This Article is From Jul 30, 2012

No power, no water, no metro: Delhi's manic Monday

No power, no water, no metro: Delhi's manic Monday
New Delhi: Grid failure left more than 300 million people without power in New Delhi and much of northern India on Monday in the worst blackout for more than a decade, highlighting chronic infrastructure woes holding back Asia's third-largest economy.

The lights in Delhi and seven states went out in the early hours and had not been restored by the morning rush-hour, leaving the capital's workers sweltering overnight, then stranded at metro stations in the morning as trains were cancelled.

Power shortages and a creaky road and rail network have weighed heavily on the country's efforts to industrialize. Faced with a slump in the economy, New Delhi recently scaled back a target to pump $1 trillion into infrastructure over the next five years.

Blackouts lasting up to eight hours a day are frequent in much of the country and have sparked angry protests on the industrial fringes of Delhi this summer, the hottest in years.

Chaos reigned on Delhi's always-hectic roads on Monday as stop lights failed and thousands of commuters abandoned the metro.

"I'm 45 minutes late for work. First, no power since 2 in the morning, then no water to take a shower and now the metro is delayed by 13 minutes after being stuck in traffic for half an hour," said 32-year-old Keshav Shah, who works in a multinational software company 30 km outside the capital.

"As if I wasn't dreading Monday enough, this had to happen."

Power Minister Sushilkumar Shinde blamed the outage on an incident near Agra, without giving details. He said 60 percent of normal service had been restored by mid-morning and full power would be back in the afternoon.

Authorities made restoring services to hospitals and transport systems a priority. By midday electricity had returned to much of Delhi and Uttar Pradesh, a state with more people than Brazil. Rajasthan, Punjab and Jammu and Kashmir were also hit.

"When the northern grid failed, we started taking power from the eastern and western grids," Mr Shinde told reporters. "We will take some power from Bhutan too."

India suffers a peak hour power deficit of about 12 percent.

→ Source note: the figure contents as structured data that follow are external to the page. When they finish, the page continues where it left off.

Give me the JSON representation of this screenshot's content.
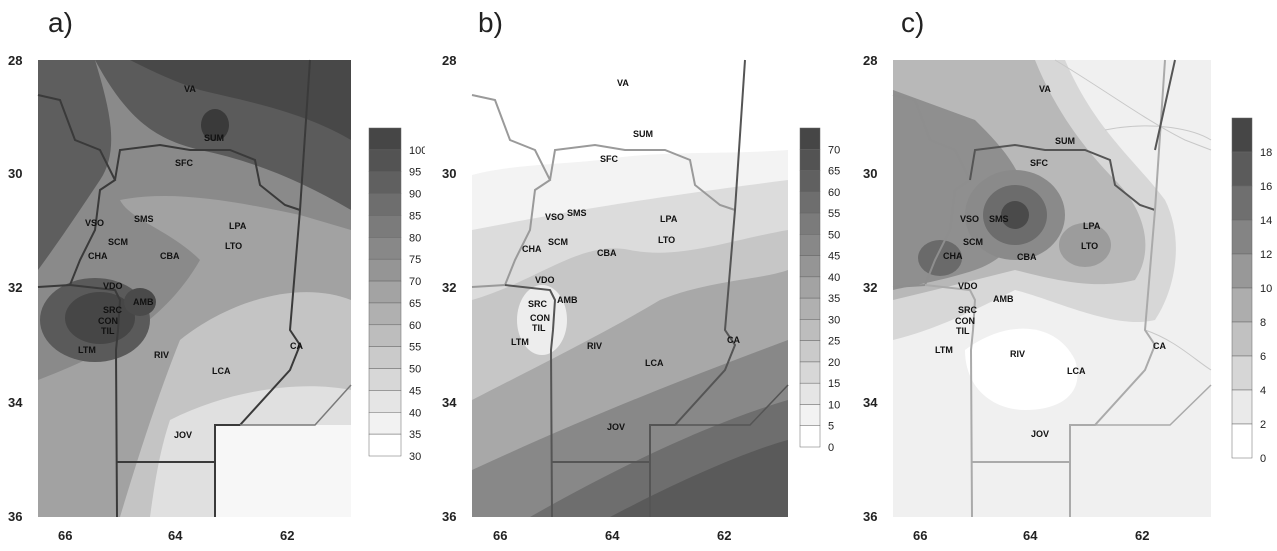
{
  "panels": [
    {
      "id": "a",
      "label": "a)",
      "y_ticks": [
        "28",
        "30",
        "32",
        "34",
        "36"
      ],
      "x_ticks": [
        "66",
        "64",
        "62"
      ],
      "legend_ticks": [
        "100",
        "95",
        "90",
        "85",
        "80",
        "75",
        "70",
        "65",
        "60",
        "55",
        "50",
        "45",
        "40",
        "35",
        "30"
      ],
      "stations": [
        "VA",
        "SUM",
        "SFC",
        "VSO",
        "SMS",
        "LPA",
        "LTO",
        "SCM",
        "CHA",
        "CBA",
        "VDO",
        "SRC",
        "AMB",
        "CON",
        "TIL",
        "LTM",
        "RIV",
        "CA",
        "LCA",
        "JOV"
      ]
    },
    {
      "id": "b",
      "label": "b)",
      "y_ticks": [
        "28",
        "30",
        "32",
        "34",
        "36"
      ],
      "x_ticks": [
        "66",
        "64",
        "62"
      ],
      "legend_ticks": [
        "70",
        "65",
        "60",
        "55",
        "50",
        "45",
        "40",
        "35",
        "30",
        "25",
        "20",
        "15",
        "10",
        "5",
        "0"
      ],
      "stations": [
        "VA",
        "SUM",
        "SFC",
        "VSO",
        "SMS",
        "LPA",
        "LTO",
        "SCM",
        "CHA",
        "CBA",
        "VDO",
        "SRC",
        "AMB",
        "CON",
        "TIL",
        "LTM",
        "RIV",
        "CA",
        "LCA",
        "JOV"
      ]
    },
    {
      "id": "c",
      "label": "c)",
      "y_ticks": [
        "28",
        "30",
        "32",
        "34",
        "36"
      ],
      "x_ticks": [
        "66",
        "64",
        "62"
      ],
      "legend_ticks": [
        "18",
        "16",
        "14",
        "12",
        "10",
        "8",
        "6",
        "4",
        "2",
        "0"
      ],
      "stations": [
        "VA",
        "SUM",
        "SFC",
        "VSO",
        "SMS",
        "LPA",
        "LTO",
        "SCM",
        "CHA",
        "CBA",
        "VDO",
        "SRC",
        "AMB",
        "CON",
        "TIL",
        "LTM",
        "RIV",
        "CA",
        "LCA",
        "JOV"
      ]
    }
  ],
  "colors": {
    "darkest": "#3f3f3f",
    "dark": "#6e6e6e",
    "mid": "#9a9a9a",
    "light": "#cfcfcf",
    "lightest": "#f2f2f2",
    "border_line": "#5a5a5a",
    "highlight_border": "#a9a9a9"
  }
}
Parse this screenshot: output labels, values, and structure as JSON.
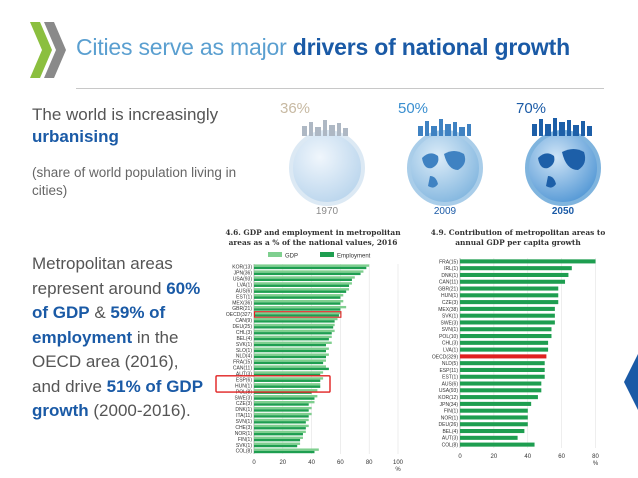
{
  "title": {
    "prefix": "Cities serve as major ",
    "bold": "drivers of national growth"
  },
  "urbanising": {
    "line1": "The world is increasingly ",
    "bold": "urbanising",
    "note": "(share of world population living in cities)"
  },
  "globes": [
    {
      "pct": "36%",
      "year": "1970"
    },
    {
      "pct": "50%",
      "year": "2009"
    },
    {
      "pct": "70%",
      "year": "2050"
    }
  ],
  "metro": {
    "t1": "Metropolitan areas represent around ",
    "b1": "60% of GDP",
    "t2": " & ",
    "b2": "59% of employment",
    "t3": " in the OECD area (2016), and drive ",
    "b3": "51% of GDP growth",
    "t4": " (2000-2016)."
  },
  "colors": {
    "gdp": "#7fcf8f",
    "employment": "#1e9e50",
    "highlight": "#e02020",
    "accent": "#1a5aa6"
  },
  "chart_data": [
    {
      "type": "bar",
      "orientation": "horizontal",
      "title": "4.6. GDP and employment in metropolitan areas as a % of the national values, 2016",
      "legend": [
        "GDP",
        "Employment"
      ],
      "legend_position": "top",
      "categories": [
        "KOR(13)",
        "JPN(36)",
        "USA(93)",
        "LVA(1)",
        "AUS(6)",
        "EST(1)",
        "MEX(36)",
        "GBR(21)",
        "OECD(327)",
        "CAN(9)",
        "DEU(25)",
        "CHL(3)",
        "BEL(4)",
        "SVK(1)",
        "SLO(1)",
        "NLD(4)",
        "FRA(15)",
        "CAN(11)",
        "AUT(3)",
        "ESP(6)",
        "HUN(1)",
        "POL(8)",
        "SWE(3)",
        "CZE(3)",
        "DNK(1)",
        "ITA(11)",
        "SVN(1)",
        "CHE(3)",
        "NOR(1)",
        "FIN(1)",
        "SVK(1)",
        "COL(8)"
      ],
      "series": [
        {
          "name": "GDP",
          "values": [
            80,
            76,
            70,
            68,
            66,
            62,
            62,
            64,
            60,
            58,
            56,
            56,
            54,
            54,
            52,
            52,
            50,
            50,
            48,
            48,
            46,
            44,
            44,
            42,
            40,
            40,
            38,
            38,
            36,
            34,
            32,
            45
          ]
        },
        {
          "name": "Employment",
          "values": [
            78,
            74,
            68,
            66,
            64,
            60,
            60,
            60,
            59,
            56,
            55,
            54,
            52,
            50,
            50,
            50,
            48,
            52,
            46,
            46,
            46,
            40,
            42,
            38,
            38,
            38,
            36,
            36,
            34,
            32,
            30,
            42
          ]
        }
      ],
      "highlight_category": "OECD(327)",
      "xticks": [
        "0",
        "20",
        "40",
        "60",
        "80",
        "100"
      ],
      "xlabel": "%",
      "xlim": [
        0,
        100
      ]
    },
    {
      "type": "bar",
      "orientation": "horizontal",
      "title": "4.9. Contribution of metropolitan areas to annual GDP per capita growth",
      "categories": [
        "FRA(15)",
        "IRL(1)",
        "DNK(1)",
        "CAN(11)",
        "GBR(21)",
        "HUN(1)",
        "CZE(3)",
        "MEX(38)",
        "SVK(1)",
        "SWE(3)",
        "SVN(1)",
        "POL(10)",
        "CHL(3)",
        "LVA(1)",
        "OECD(329)",
        "NLD(5)",
        "ESP(11)",
        "EST(1)",
        "AUS(6)",
        "USA(93)",
        "KOR(12)",
        "JPN(34)",
        "FIN(1)",
        "NOR(1)",
        "DEU(26)",
        "BEL(4)",
        "AUT(3)",
        "COL(8)"
      ],
      "values": [
        80,
        66,
        64,
        62,
        58,
        58,
        58,
        56,
        56,
        56,
        54,
        54,
        52,
        52,
        51,
        50,
        50,
        50,
        48,
        48,
        46,
        42,
        40,
        40,
        40,
        38,
        34,
        44
      ],
      "highlight_category": "OECD(329)",
      "xticks": [
        "0",
        "20",
        "40",
        "60",
        "80"
      ],
      "xlabel": "%",
      "xlim": [
        0,
        85
      ]
    }
  ]
}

It has been made worse this year by a weak monsoon, driving demand from farmers pumping more water from wells.

The outage forced the shutdown of hydroelectric plants in the Himalayan state of Himachal Pradesh and thermal power stations in the wheat belt of Punjab and Haryana. They were slowly restarting on Monday morning.

Officials at Delhi's international airport said flights were unaffected. Delhi's private power company, said northern India last not suffered such a major outage since 2001.